Most of the artists featured in “The Opposite of Entropy” will be present at the exhibit opening, Varn said. “Talk to the artists — they might be able to talk you through something about the work that confuses you or amuses you.”
Especially fitting for “The Opposite of Entropy” is The Confluence’s partnership with the nonprofit Fire Adapted Methow Valley (FAMV), which aims to aid residents with fire-wise adaptations to their homes, although the connection may not be readily apparent to viewers.
“Fire is a vehicle of entropy,” Varn said. “FAMV is focused on preventing the entropy of fire in the Methow Valley.” A portion of the proceeds of the exhibit will benefit FAMV (www.fireadaptedmethow.org/).
Concurrently, Leslie Lanthorn’s solo show “Someone Familiar” will run in the Community Gallery. Lanthorn’s figures are “familiar someones,” even if she can’t exactly remember who they are, a press release said.

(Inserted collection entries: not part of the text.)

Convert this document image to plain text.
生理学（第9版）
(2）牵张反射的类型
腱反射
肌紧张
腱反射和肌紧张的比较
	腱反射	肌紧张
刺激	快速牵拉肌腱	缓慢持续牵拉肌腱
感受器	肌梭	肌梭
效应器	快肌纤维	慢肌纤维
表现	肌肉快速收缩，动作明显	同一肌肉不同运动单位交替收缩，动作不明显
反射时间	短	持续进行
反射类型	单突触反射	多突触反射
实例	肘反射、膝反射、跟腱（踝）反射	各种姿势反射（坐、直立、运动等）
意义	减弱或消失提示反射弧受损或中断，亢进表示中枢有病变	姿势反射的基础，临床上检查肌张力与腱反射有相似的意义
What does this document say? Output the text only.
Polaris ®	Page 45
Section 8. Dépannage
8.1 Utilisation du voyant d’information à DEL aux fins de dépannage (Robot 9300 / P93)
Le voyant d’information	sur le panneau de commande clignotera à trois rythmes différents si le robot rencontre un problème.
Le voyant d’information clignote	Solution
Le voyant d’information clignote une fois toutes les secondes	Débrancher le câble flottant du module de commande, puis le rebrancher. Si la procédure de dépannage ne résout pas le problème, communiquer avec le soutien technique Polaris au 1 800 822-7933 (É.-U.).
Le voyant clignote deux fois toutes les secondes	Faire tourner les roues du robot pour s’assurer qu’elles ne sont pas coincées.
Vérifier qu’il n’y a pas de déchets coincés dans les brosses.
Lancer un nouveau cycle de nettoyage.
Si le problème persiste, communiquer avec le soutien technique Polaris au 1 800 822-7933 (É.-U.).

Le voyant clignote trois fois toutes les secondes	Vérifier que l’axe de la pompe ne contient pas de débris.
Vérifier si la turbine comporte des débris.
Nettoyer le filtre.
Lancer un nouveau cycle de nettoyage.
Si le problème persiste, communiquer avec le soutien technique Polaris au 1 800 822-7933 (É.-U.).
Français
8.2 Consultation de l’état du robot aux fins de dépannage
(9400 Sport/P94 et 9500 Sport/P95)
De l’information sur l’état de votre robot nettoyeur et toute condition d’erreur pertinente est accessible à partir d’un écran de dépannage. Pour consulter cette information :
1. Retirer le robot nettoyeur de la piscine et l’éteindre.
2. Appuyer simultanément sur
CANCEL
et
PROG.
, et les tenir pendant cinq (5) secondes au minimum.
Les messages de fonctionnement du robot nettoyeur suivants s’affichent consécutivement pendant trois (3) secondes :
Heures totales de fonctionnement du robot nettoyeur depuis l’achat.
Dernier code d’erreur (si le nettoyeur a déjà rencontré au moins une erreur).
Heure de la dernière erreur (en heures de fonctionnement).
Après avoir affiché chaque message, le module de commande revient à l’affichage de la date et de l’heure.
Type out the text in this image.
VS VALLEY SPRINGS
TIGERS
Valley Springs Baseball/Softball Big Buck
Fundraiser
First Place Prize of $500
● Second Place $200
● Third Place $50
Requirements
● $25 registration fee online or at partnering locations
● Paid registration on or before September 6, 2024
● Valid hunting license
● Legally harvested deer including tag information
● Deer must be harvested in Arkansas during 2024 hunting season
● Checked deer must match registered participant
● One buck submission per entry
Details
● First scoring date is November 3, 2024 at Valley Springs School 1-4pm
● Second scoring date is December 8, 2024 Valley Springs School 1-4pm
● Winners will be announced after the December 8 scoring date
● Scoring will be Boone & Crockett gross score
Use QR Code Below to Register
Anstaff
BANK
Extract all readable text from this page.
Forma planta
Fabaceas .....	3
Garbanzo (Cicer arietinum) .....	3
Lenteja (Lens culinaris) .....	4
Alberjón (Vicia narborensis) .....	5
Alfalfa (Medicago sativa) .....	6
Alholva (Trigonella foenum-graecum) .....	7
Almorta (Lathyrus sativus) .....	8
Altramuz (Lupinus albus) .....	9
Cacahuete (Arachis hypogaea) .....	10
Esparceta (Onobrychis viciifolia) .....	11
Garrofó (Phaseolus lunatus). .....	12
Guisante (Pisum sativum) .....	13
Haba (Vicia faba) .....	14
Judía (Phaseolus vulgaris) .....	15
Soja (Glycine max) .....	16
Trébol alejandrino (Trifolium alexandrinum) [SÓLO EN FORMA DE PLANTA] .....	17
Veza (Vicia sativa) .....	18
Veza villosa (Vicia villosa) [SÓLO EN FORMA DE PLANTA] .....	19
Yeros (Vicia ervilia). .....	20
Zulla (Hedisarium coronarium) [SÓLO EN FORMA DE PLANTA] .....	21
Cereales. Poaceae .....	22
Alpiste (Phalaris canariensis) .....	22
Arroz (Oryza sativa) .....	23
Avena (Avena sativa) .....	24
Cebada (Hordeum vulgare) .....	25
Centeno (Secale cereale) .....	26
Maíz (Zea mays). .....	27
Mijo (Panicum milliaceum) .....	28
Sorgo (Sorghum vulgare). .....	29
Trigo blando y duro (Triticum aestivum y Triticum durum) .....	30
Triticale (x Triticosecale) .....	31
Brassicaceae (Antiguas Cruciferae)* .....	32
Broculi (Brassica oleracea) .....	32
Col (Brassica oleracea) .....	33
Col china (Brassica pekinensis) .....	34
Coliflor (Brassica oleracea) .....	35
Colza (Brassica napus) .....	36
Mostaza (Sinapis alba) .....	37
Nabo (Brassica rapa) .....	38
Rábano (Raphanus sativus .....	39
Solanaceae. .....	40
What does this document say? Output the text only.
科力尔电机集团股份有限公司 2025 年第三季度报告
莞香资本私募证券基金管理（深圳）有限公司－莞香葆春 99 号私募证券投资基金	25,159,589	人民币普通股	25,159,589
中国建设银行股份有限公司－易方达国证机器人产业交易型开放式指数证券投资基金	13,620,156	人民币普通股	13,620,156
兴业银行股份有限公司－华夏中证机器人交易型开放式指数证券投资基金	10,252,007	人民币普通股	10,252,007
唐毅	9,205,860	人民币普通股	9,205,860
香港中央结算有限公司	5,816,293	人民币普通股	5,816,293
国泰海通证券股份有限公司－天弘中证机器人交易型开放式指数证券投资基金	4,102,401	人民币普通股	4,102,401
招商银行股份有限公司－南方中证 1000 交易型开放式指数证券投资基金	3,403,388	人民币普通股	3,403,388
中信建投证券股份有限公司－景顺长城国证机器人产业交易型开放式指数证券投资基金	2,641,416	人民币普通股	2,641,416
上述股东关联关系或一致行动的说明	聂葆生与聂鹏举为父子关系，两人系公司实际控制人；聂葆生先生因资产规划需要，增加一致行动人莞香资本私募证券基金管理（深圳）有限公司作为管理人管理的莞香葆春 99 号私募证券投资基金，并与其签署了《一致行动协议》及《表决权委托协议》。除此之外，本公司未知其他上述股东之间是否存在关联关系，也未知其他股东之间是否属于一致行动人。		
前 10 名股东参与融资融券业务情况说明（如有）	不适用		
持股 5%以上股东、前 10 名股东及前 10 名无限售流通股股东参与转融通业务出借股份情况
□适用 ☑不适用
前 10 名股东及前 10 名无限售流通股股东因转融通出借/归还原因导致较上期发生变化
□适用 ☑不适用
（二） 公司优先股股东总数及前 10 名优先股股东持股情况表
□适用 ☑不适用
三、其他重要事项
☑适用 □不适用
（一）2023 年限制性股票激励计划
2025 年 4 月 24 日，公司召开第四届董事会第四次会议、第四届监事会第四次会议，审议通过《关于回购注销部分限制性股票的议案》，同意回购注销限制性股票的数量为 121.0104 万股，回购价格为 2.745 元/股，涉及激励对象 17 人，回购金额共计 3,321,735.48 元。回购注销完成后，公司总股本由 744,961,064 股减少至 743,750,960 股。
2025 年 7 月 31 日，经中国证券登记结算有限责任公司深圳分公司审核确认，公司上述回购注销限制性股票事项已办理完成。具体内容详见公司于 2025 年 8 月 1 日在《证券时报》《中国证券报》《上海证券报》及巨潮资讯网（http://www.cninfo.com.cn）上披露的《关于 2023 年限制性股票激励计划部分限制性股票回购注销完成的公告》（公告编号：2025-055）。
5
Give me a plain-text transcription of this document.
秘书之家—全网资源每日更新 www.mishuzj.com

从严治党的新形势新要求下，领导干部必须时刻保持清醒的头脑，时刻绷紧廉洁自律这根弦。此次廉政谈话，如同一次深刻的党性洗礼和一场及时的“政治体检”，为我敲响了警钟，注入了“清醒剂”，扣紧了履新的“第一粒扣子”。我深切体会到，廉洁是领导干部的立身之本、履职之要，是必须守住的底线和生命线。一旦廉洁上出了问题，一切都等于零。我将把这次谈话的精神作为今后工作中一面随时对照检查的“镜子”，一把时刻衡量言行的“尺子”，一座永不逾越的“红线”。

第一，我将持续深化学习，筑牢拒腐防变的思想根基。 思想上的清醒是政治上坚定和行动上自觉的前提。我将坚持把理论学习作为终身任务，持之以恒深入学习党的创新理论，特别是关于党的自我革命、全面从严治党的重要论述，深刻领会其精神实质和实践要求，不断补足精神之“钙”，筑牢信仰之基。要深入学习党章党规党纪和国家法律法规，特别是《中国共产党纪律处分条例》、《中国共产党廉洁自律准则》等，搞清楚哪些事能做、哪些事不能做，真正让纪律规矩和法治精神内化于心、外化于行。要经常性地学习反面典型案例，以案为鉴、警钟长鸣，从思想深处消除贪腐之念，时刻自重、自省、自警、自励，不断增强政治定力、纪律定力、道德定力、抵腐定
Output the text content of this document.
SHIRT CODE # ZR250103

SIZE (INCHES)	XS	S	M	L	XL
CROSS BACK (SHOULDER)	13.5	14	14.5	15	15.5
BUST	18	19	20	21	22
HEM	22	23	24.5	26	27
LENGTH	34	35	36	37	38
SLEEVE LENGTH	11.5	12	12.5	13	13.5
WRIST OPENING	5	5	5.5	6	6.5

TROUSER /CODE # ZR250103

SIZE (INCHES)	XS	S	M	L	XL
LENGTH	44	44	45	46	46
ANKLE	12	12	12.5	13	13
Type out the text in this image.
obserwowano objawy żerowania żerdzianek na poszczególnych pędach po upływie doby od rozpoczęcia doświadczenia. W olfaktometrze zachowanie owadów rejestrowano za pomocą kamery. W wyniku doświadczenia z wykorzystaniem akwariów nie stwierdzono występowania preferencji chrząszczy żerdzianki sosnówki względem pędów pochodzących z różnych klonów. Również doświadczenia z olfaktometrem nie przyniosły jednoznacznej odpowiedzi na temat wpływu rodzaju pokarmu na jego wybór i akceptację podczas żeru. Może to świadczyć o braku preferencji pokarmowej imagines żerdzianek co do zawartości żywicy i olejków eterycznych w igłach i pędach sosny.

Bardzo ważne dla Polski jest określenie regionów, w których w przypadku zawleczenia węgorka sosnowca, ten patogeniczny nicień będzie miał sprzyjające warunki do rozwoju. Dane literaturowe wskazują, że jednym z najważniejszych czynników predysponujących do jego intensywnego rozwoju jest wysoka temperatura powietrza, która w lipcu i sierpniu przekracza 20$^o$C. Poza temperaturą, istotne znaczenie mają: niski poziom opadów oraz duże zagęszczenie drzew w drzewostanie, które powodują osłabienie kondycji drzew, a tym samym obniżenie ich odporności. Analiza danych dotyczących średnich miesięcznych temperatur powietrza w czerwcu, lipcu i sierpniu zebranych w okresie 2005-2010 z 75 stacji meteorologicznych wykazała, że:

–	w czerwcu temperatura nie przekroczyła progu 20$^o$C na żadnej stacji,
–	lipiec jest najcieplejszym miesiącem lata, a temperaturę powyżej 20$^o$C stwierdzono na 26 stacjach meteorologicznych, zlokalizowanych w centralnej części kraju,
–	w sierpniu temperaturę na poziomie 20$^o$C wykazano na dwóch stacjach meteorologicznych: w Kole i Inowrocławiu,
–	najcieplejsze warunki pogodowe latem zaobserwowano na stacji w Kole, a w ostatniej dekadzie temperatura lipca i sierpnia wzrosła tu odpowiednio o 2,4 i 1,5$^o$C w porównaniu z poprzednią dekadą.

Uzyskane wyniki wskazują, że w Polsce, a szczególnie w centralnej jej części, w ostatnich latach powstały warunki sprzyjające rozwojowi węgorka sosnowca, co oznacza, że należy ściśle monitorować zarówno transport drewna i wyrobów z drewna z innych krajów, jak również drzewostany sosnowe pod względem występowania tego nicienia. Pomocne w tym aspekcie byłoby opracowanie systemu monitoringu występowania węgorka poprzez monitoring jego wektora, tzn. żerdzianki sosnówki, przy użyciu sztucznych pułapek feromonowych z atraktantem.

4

“The recognition emerges from her canvas organically, rendered in acrylic paints, surprising her with their playful and yet stoically intimate natures. The essence of the figures is simultaneously masculine and feminine, sitting still, frozen in time like a snapshot, but somehow always vibrating with movement,” according to the release.
Lanthorn attended fine art photography school and spent many years as a photographer, but even when she wasn’t actively pursuing an art career, she found herself engaged in creative pursuits, such as founding and designing Nectar Skin Bar, Winthrop’s boutique day spa. “Whether it’s opening a store or cutting hair, I’ve always had something creative going on,” she said.
During the early COVID days, Lanthorn found that she wanted to learn to paint. So she contacted an established painter friend in Seattle, Peter Juvonen, and asked if would teach her.
Although Juvonen doesn’t typically take on students, COVID shutdowns had opened up some space in his schedule and he agreed to Lanthorn’s proposal. Juvonen taught Lanthorn to paint via weekly FaceTime lessons — a practice that they continue to this day. “I feel privileged to have Peter continuing to teach me,” Lanthorn said. “I painted every day for two years. It has slowed down a little bit now, but I’m just hooked.”
Lanthorn’s representational art complements the abstract art in the Main Gallery, providing gallery visitors with a broad range of artistic experience possibilities, the familiar juxtaposed with the enigmatic.
The Confluence will host an opening for “The Opposite of Entropy” and “Someone Familiar” on Saturday (Sept. 24), from 5-7 p.m. The opening and the exhibits, available through Nov. 12, are free to the public. The Confluence is open 10 a.m.-5 p.m. Wednesday through Saturday. For more information visit www.confluencegallery.org or call (509) 997-2787.
This story was updated on September 28, 2022, to correct the spelling of Brian Sholdt.